The YubiKey NEO differs from the standard YubiKey as it can become a composite USB device – presenting both a HID (Keyboard) and CCID (SmartCard) device to the host. This allows us to support all the great features of the standard YubiKey and add new support for SmartCard functions. Our last NEO post described the OpenPGP NEO App that ships with the production YubiKey NEO.
In this post, we want to describe how to control how the YubiKey NEO presents itself to the host computer.
We ship the YubiKey NEO with just the HID (keyboard) USB device enabled. We did this to maximise compatibility with the YubiKey Standard and the pre-production YubiKey NEO – neither of which support SmartCard functions. To enable the OpenPGP SmartCard function, you need to configure the YubiKey NEO to switch on the CCID interface. So far, we have updated the ykpersonalize command line to support the “-m” switch; this controls the composite modes the YubiKey NEO exhibits. Be careful, you can use the -m command to remove HID support; as ykpersonalize only works with the HID interface, this means you cannot use ykpersonalize anymore if you remove HID support.
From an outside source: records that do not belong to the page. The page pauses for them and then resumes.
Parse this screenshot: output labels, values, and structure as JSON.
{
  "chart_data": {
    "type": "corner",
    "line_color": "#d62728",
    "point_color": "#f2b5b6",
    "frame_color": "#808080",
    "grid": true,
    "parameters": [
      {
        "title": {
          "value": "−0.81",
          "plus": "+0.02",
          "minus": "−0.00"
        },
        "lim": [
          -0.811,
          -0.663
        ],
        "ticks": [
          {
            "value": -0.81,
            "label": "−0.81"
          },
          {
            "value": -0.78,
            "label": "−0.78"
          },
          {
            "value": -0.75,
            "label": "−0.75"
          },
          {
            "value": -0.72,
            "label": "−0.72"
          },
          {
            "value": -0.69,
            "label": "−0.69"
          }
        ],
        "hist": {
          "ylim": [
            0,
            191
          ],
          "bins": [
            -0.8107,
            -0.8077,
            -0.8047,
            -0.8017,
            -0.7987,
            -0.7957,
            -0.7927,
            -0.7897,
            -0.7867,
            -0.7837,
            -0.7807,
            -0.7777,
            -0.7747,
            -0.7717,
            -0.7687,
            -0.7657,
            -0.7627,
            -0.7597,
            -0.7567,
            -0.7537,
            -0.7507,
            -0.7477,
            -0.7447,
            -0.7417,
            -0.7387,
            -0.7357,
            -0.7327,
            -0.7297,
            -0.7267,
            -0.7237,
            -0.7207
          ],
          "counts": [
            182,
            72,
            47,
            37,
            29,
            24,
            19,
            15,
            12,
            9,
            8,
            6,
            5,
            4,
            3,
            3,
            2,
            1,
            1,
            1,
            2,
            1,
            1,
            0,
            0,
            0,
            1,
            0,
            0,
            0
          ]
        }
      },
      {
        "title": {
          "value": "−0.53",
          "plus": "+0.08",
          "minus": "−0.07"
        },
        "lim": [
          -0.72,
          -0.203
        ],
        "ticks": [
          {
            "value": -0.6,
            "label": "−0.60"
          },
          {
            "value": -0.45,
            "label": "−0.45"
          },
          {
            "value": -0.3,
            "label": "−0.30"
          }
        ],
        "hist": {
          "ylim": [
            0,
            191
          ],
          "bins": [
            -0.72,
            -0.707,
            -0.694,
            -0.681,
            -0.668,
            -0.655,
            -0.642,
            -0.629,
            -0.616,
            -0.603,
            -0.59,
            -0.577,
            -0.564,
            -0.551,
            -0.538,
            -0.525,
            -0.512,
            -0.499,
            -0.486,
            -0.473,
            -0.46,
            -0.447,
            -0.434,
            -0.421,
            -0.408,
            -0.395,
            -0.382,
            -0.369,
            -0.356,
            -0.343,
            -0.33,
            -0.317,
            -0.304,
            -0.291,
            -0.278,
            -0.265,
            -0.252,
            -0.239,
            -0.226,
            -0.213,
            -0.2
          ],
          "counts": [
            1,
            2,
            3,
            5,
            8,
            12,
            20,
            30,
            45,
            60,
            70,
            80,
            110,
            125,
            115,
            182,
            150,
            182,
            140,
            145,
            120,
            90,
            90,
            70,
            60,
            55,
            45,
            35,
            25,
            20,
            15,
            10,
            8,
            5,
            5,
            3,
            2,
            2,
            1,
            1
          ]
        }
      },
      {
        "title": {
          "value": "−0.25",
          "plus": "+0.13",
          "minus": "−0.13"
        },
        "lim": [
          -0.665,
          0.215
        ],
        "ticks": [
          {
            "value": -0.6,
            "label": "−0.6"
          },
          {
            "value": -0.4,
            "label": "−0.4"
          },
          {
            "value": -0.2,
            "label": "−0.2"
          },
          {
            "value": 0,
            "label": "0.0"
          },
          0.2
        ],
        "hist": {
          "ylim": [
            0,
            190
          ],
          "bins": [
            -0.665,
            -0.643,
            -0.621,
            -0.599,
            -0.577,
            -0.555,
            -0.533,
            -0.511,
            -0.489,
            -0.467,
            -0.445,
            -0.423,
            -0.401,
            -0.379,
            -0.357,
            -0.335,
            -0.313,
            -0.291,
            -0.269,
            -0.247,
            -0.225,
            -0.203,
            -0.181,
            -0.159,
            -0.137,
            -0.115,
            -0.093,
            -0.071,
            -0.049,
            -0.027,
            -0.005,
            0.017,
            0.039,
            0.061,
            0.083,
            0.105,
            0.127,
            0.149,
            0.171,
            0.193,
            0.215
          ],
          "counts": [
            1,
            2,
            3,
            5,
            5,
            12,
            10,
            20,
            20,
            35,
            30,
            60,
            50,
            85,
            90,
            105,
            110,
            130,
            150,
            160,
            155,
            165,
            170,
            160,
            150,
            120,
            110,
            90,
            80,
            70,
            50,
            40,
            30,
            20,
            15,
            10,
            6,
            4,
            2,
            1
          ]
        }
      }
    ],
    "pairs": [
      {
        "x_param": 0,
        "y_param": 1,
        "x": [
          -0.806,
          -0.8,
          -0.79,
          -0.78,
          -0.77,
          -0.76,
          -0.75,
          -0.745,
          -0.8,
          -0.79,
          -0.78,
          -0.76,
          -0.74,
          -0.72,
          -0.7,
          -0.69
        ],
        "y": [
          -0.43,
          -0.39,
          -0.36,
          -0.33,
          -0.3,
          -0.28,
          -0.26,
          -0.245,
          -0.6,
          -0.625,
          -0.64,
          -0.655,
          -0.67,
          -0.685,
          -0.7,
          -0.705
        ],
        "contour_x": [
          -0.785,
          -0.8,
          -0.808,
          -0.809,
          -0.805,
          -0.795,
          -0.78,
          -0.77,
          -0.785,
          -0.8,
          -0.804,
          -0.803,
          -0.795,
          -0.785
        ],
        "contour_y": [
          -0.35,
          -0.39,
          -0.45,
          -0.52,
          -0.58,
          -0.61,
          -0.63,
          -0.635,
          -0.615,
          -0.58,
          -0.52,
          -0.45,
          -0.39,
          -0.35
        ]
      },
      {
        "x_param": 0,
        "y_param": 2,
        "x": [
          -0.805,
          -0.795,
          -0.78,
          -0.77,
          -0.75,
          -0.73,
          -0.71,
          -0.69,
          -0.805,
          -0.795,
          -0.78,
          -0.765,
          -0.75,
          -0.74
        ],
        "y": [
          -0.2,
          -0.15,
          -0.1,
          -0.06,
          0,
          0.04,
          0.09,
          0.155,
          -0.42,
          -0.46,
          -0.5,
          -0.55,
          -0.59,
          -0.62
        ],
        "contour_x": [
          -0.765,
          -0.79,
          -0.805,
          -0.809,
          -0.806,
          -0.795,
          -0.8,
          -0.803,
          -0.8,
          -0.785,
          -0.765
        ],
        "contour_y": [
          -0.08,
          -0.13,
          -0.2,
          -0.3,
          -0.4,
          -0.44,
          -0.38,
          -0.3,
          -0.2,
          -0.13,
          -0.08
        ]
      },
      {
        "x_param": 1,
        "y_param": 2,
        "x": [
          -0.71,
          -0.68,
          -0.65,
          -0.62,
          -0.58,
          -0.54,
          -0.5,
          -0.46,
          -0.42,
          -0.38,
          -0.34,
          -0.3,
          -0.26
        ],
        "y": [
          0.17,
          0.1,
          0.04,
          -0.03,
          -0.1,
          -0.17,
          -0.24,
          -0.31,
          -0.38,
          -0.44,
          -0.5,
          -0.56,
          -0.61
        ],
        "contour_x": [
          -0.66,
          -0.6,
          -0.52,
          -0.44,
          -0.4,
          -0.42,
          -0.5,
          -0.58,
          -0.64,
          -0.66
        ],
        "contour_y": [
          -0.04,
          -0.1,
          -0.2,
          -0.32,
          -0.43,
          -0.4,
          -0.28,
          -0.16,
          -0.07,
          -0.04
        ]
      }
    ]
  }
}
We have added the tool ykneo-ccid-modeswitch which allows you to enable HID if it gets removed!
Here are the common modes:
- -m0 HID (OTP) mode
- -m1 CCID (OpenPGP only – no OTP) – warning – you cannot use ykpersonalize after this setting!
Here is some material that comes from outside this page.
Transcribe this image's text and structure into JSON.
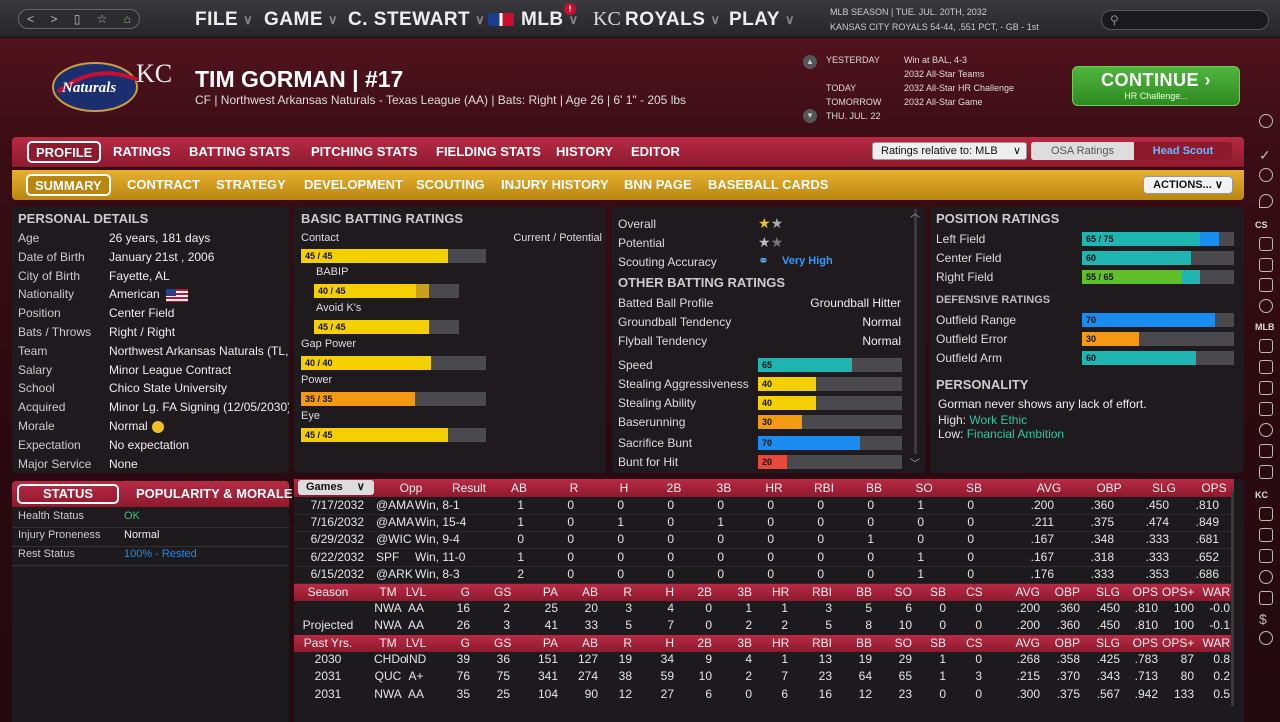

- -m2 HID & CCID Only (OTP & OpenPGP)
- -m82 HID & CCID (OTP and OpenPGP) EJECT Flag set – allows SmartCard and OTP concurrently.
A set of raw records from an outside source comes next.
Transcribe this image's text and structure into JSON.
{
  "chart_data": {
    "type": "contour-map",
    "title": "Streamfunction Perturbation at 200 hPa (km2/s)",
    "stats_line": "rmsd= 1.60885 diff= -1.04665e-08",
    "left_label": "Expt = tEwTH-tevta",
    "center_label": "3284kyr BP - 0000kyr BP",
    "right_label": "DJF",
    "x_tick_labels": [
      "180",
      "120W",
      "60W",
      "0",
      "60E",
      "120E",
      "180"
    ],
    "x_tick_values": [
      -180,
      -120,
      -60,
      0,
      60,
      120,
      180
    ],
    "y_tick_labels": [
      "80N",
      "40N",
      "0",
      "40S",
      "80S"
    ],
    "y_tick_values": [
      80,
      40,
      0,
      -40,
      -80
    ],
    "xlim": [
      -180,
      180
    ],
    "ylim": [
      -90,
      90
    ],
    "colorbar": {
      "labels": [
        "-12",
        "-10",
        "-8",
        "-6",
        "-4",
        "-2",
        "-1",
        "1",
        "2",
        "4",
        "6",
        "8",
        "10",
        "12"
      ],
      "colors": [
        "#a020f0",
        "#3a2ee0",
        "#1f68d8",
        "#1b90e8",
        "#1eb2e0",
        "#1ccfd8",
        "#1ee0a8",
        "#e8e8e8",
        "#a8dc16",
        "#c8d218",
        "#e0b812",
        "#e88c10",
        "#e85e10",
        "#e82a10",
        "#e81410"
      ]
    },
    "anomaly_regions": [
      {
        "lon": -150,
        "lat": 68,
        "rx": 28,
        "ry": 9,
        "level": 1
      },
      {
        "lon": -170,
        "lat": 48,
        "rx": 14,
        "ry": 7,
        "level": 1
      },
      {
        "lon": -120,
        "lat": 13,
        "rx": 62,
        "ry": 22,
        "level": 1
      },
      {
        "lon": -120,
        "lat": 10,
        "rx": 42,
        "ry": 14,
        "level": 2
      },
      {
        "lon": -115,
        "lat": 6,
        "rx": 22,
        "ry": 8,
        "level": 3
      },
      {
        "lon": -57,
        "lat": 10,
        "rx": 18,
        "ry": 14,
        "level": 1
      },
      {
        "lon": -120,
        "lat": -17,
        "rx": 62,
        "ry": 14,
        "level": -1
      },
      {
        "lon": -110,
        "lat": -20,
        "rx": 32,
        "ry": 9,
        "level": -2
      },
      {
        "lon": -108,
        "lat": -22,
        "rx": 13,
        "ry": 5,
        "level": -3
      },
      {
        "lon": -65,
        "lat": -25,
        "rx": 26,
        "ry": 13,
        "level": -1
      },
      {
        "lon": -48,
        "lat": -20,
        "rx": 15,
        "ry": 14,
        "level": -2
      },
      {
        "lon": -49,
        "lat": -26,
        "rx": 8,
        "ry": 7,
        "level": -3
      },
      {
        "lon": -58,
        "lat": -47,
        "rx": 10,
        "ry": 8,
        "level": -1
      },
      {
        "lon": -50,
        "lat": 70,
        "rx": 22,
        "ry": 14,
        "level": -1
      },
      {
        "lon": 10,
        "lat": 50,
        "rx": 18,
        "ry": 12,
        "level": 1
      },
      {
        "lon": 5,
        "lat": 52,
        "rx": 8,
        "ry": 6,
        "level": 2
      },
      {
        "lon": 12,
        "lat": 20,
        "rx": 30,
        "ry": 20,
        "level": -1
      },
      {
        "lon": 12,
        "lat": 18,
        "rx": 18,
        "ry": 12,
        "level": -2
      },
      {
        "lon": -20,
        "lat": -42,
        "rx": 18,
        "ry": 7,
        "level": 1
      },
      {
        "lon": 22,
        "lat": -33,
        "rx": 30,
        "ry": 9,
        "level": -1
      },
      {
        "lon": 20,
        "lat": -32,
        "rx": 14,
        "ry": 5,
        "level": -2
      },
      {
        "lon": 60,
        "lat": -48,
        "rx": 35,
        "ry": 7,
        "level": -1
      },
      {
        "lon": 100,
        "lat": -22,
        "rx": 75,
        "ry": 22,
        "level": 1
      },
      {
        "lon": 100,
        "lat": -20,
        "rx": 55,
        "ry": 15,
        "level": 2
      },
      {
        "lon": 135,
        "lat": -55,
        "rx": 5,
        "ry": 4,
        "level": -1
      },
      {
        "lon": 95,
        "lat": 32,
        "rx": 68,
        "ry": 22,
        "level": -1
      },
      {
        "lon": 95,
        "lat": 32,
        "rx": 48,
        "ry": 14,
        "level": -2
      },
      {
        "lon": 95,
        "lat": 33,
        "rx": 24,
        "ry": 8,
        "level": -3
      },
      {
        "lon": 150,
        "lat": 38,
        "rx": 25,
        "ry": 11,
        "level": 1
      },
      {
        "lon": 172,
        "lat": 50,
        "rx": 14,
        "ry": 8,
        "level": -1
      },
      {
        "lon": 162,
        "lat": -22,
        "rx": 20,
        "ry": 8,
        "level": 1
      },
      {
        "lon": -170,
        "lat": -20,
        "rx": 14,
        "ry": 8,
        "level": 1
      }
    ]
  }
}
- (Updated: 9/28/2015; You can enable CCID, OTP, and U2F with -m86 on YubiKey NEOs with 3.3 firmware or higher.)
The EJECT_FLAG (0x80) operates as follows:
- with mode 1 with the EJECT_FLAG set, when touching the button the NEO will “eject” the smart card, making it unavailable to the host, when touching again it will be “inserted” again.
- with mode 2 with the EJECT_FLAG set, when touching the button the NEO will “eject” the smart card, send the OTP from the HID interface and then “insert” the smart-card.